The Bakers Creek waste dump was created during the mining of Bakers Creek, which operated from 1877 to 1921.
The ore was hand sorted underground and again on the surface, with the waste containing rejects from the sorting. The dump is approximately 105 metres by 70 metres in area and 15-20 metres deep.
In 2006, Straits Resources sampled the waste rock dump using an excavator to dig test pits. A total sample weight of 64.19 kilograms was taken with a weighted average grade of 3.49 grams per tonne of gold.
Straits did not conduct further work as the gold grades were below the cut-off grade at the time.
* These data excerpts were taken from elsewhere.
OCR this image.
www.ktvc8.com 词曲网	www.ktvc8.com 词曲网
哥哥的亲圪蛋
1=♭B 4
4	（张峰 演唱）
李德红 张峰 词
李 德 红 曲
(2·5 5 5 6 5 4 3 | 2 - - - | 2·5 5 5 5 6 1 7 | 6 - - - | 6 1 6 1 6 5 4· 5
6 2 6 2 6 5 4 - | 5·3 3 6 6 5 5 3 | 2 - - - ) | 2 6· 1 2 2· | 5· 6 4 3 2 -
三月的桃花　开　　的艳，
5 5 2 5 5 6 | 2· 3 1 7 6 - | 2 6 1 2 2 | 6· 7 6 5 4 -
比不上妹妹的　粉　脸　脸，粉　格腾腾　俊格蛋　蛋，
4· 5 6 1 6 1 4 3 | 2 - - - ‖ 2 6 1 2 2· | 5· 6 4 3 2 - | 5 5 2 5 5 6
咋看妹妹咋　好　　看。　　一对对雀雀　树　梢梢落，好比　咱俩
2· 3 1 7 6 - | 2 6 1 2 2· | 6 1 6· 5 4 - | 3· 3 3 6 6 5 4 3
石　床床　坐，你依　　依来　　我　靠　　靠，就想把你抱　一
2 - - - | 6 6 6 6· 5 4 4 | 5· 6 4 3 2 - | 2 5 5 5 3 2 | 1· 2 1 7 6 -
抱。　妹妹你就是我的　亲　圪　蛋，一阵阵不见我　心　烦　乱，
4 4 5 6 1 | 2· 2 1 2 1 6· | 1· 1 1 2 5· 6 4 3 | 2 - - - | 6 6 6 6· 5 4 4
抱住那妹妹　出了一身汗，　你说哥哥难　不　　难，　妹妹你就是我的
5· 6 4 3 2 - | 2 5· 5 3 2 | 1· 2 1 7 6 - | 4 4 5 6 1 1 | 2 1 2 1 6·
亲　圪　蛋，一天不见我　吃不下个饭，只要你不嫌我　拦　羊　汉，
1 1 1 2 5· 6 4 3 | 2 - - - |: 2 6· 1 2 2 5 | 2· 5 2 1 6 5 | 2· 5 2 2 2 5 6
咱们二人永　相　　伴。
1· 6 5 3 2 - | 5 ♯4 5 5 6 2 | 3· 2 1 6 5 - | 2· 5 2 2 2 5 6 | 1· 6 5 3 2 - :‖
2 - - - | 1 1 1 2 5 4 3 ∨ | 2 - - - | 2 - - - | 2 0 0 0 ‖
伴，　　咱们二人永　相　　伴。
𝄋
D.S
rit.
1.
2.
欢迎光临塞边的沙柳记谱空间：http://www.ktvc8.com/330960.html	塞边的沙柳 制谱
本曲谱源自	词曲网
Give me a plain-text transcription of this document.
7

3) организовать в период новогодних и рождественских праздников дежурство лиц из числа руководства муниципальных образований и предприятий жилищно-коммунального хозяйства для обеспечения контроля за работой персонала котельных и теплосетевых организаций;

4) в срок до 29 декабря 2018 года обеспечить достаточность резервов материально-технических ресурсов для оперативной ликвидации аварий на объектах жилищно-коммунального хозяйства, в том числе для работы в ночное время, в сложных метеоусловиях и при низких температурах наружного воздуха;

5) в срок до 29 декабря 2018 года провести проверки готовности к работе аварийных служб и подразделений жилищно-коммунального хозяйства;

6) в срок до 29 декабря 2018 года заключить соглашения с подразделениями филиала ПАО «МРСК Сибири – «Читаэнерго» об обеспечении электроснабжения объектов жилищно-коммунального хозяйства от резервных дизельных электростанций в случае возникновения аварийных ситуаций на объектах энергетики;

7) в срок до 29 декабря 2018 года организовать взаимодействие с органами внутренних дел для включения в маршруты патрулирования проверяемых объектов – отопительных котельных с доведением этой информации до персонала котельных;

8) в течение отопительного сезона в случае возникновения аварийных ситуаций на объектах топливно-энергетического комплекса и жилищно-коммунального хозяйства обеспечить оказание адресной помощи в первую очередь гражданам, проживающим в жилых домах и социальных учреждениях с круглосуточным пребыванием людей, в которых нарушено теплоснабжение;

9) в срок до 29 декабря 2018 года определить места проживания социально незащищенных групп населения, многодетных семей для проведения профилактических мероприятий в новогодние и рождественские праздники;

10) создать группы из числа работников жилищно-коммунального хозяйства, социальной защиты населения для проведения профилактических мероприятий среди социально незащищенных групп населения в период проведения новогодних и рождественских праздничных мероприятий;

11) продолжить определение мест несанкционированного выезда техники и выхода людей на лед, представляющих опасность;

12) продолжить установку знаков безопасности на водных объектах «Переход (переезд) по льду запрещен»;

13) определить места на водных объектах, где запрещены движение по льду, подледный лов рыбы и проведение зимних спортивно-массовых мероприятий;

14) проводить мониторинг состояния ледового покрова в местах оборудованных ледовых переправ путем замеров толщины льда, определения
Red River is exploration company that aims to create prosperity through lean and clever resource development.
The company recently bought the Hillgrove gold-antimony project in New South Wales, which hosts the Bakers Creek gold mine. The acquisition will enable the company to build a multi-asset operating business focused on base and precious metals.
Bakers Creek also shows potential based on historical mining which intersected gold mineralisation in 1887.
“Red River understands that gold production ceased because of the limited technology at the time for mining at 500-metre depths and that the mineralisation remains open,” the company said.
Red River has commenced metallurgical sampling on the dump, with test work to follow shortly after.